If you know that your credit scores fall into their "approval guidelines", then ask what are their interest rates and terms, such as how much down payment are they going to require.
Once you've determined the lender with the most favorable terms, go into that bank and apply. Some banks even have an 800 Phone Loan Center or on-line application process available so you don't have to go anywhere.
Once you have been pre-approved by the lender of your choice, you normally have 30 days before the pre-approval expires.
If you decide to go this route, not only are you getting the best interest rate around without generating multiple credit inquiries, but you'll also find out how much you're approved for, which will make shopping for an auto easier in the long run.
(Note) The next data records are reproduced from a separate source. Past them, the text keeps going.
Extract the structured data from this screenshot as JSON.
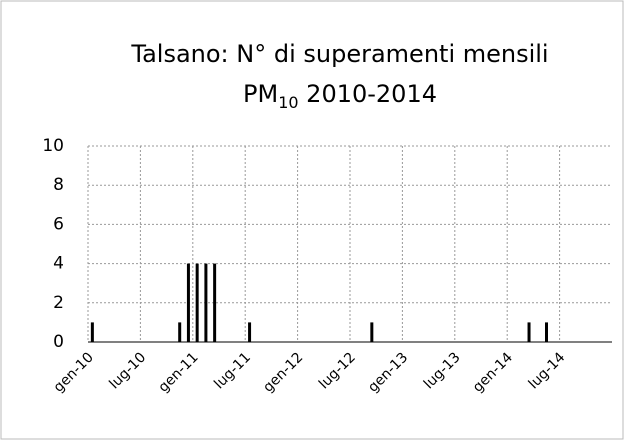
{
  "chart_data": {
    "type": "bar",
    "title": [
      "Talsano: N° di superamenti mensili",
      "PM",
      "10",
      " 2010-2014"
    ],
    "categories": [
      "gen-10",
      null,
      null,
      null,
      null,
      null,
      "lug-10",
      null,
      null,
      null,
      null,
      null,
      "gen-11",
      null,
      null,
      null,
      null,
      null,
      "lug-11",
      null,
      null,
      null,
      null,
      null,
      "gen-12",
      null,
      null,
      null,
      null,
      null,
      "lug-12",
      null,
      null,
      null,
      null,
      null,
      "gen-13",
      null,
      null,
      null,
      null,
      null,
      "lug-13",
      null,
      null,
      null,
      null,
      null,
      "gen-14",
      null,
      null,
      null,
      null,
      null,
      "lug-14",
      null,
      null,
      null,
      null,
      null
    ],
    "values": [
      1,
      0,
      0,
      0,
      0,
      0,
      0,
      0,
      0,
      0,
      1,
      4,
      4,
      4,
      4,
      0,
      0,
      0,
      1,
      0,
      0,
      0,
      0,
      0,
      0,
      0,
      0,
      0,
      0,
      0,
      0,
      0,
      1,
      0,
      0,
      0,
      0,
      0,
      0,
      0,
      0,
      0,
      0,
      0,
      0,
      0,
      0,
      0,
      0,
      0,
      1,
      0,
      1,
      0,
      0,
      0,
      0,
      0,
      0,
      0
    ],
    "color": "#000000",
    "ylim": [
      0,
      10
    ],
    "yticks": [
      0,
      2,
      4,
      6,
      8,
      10
    ],
    "grid": true
  }
}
o Getting Auto Financing If You're Not "Bankable"
If your credit scores fall below what you've found to be "bankable", you're going to need to find financing elsewhere. There are several ways you can do this.
1. You can go through an on-line Vehicle Financing Network. These networks have access to multiple lenders and their guidelines. They will have to pull your credit in order to find out what your scores are themselves, but then they have access to many auto loan financing companies specializing in consumers with "less than perfect credit". Once they've determined which lender you have the greatest chance of being approved with, they'll forward your application along.
2. Go auto shopping and when you find the car you want, the dealership will be more than happy to submit your loan application to multiple lenders. Remember, if you decide to go this route, you have 14 days of unlimited credit pulls to count as 1 pull.
If you continue to do this month after month, you're going to see about 5 points deducted off your score every time your credit is pulled.
The Answer To The Original Question – "Can You Sue A Car Dealer For Excessive Hard Inquiries?"
Civil liability for knowing noncompliance: "Any person who obtains a consumer report from a consumer reporting agency under false pretenses or knowingly without a permissible purpose shall be liable to the consumer reporting agency for actual damages sustained by the consumer reporting agency or $ 1,000, whichever is greater. "
What this boils down to is ….. READ WHAT YOU SIGN! If you applied for financing with a car dealership, then you must have filled out a loan application. Did the paperwork that you signed say that they would submit your application to multiple lenders?
If you did not grant them permission to pull your credit, then you may have a case to sue for $ 1,000, but in my view, it's going to be way more hassle than it's worth. The easiest way to handle the situation to your benefit, is to dispute the inquiries with the credit bureaus that are reporting them.
If the creditors that pulled your credit cannot prove "permissible purpose", then the credit reporting agencies will remove these inquiries. If the creditors come back stating they had permissible purpose, you have every right to ask them for the documentation to prove it. Again, if they cannot come up with that documentation, the credit reporting agencies will have to remove the inquiry.
Once the inquiry or multiple inquiries are removed, you should see an increase in your credit scores. It's a tiny bit of work on your part, but way easier than trying to sue for $ 1000.00.